The accelerated plan would at least double the amount of students occupying campuses, and officials would take down the gate checkpoints monitoring who is allowed on the school sites. As the semester evolves, more students would be allowed to return with an eye on starting the spring semester back at full capacity.

While trustees favored the proposal, it was unpopular among some district teachers who suggested that the health hazard posed by the pandemic remains significant — especially as the state still develops mask and vaccination standards.

What’s more, representatives from the teachers’ union said they have been left out of the planning process and would like to have a more active role in developing operation regulations.

To address some of those concerns, Chancellor Michael Claire proposed a vaccination mandate for teachers and students who plan to visit campus regularly.
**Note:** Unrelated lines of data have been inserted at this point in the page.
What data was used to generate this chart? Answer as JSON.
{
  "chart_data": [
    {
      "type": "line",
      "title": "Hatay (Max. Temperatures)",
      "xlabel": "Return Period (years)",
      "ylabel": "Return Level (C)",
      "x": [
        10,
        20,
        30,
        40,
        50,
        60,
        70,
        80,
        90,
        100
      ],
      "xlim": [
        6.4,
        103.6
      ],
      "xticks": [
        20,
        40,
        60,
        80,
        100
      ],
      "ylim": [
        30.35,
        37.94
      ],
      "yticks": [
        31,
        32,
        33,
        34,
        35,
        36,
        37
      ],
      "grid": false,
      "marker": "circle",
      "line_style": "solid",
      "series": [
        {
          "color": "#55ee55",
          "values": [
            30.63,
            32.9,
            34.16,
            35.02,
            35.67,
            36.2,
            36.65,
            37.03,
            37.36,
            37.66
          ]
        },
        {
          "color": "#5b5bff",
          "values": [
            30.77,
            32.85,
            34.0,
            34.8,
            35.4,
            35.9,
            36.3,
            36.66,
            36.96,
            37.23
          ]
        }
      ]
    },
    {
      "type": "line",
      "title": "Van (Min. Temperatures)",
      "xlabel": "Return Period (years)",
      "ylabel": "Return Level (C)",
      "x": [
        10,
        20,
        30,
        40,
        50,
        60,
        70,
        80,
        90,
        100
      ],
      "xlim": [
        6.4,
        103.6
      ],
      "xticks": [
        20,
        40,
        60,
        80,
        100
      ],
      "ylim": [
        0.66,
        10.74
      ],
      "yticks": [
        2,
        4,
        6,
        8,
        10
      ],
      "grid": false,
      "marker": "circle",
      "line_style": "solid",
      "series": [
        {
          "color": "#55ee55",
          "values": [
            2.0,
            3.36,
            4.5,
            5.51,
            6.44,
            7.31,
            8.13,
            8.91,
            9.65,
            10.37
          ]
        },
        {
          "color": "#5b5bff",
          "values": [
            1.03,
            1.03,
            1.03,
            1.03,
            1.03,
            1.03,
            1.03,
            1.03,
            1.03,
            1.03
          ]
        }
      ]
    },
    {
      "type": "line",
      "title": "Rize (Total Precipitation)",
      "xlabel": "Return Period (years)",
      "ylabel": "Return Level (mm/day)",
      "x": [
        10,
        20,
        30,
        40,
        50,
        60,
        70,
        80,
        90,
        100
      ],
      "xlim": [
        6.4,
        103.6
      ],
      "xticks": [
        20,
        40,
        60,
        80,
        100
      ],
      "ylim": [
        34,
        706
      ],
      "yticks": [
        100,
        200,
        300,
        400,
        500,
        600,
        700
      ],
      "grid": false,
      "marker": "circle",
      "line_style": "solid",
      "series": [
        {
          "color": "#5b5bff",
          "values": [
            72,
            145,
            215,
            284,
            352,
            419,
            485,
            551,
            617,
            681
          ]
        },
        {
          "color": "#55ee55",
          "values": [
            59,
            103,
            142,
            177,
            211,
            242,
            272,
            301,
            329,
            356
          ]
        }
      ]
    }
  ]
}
The proposal is in alignment with a recent survey showing most students would feel safest if they knew vaccination was required to attend in-person classes.

While administrators proposed the immunization requirement, Claire recognized that it would be difficult to enforce because a certain amount of the school community will elect to not get the shot.

“We anticipate there will be those who refuse it, and we will have to deal with that accordingly,” he said.

For his part, Trustee Maurice Goodman raised reservations regarding equitable access to education with the vaccine requirement, and questioned how the district should accommodate those who choose not to get immunized.

“Either you are allowed to be on campus like everyone else or you are excluded … there is some concern around that,” he said.

While he acknowledged that unvaccinated students will have the option to take classes online, he suggested that administrators have more work to do regarding offering additional alternatives.

He also said there needs to be more clarity regarding the district’s plan for authorizing whether those on campus are vaccinated, while also working through details on the mask mandate.

School officials added the reopening proposal is further complicated because some class schedules are set, and that bumping up the return date could pose challenges to educators who were planning to work remotely for the coming semester.

Countering that perspective, Goodman noted that the shift to online was accommodated with an understanding that it could be a smooth transition back into the classroom.

He expressed confusion over the position from educators and administrators that it is now considered challenging to go back to in-person learning, because it had previously been seen as easy to transition from online classes to in person. Claire conceded that there may have been inconsistent messaging on the issue.

But ultimately, Claire said officials are facing a considerable challenge managing the variety of complicating factors.

“This is not an easy decision to make,” he said.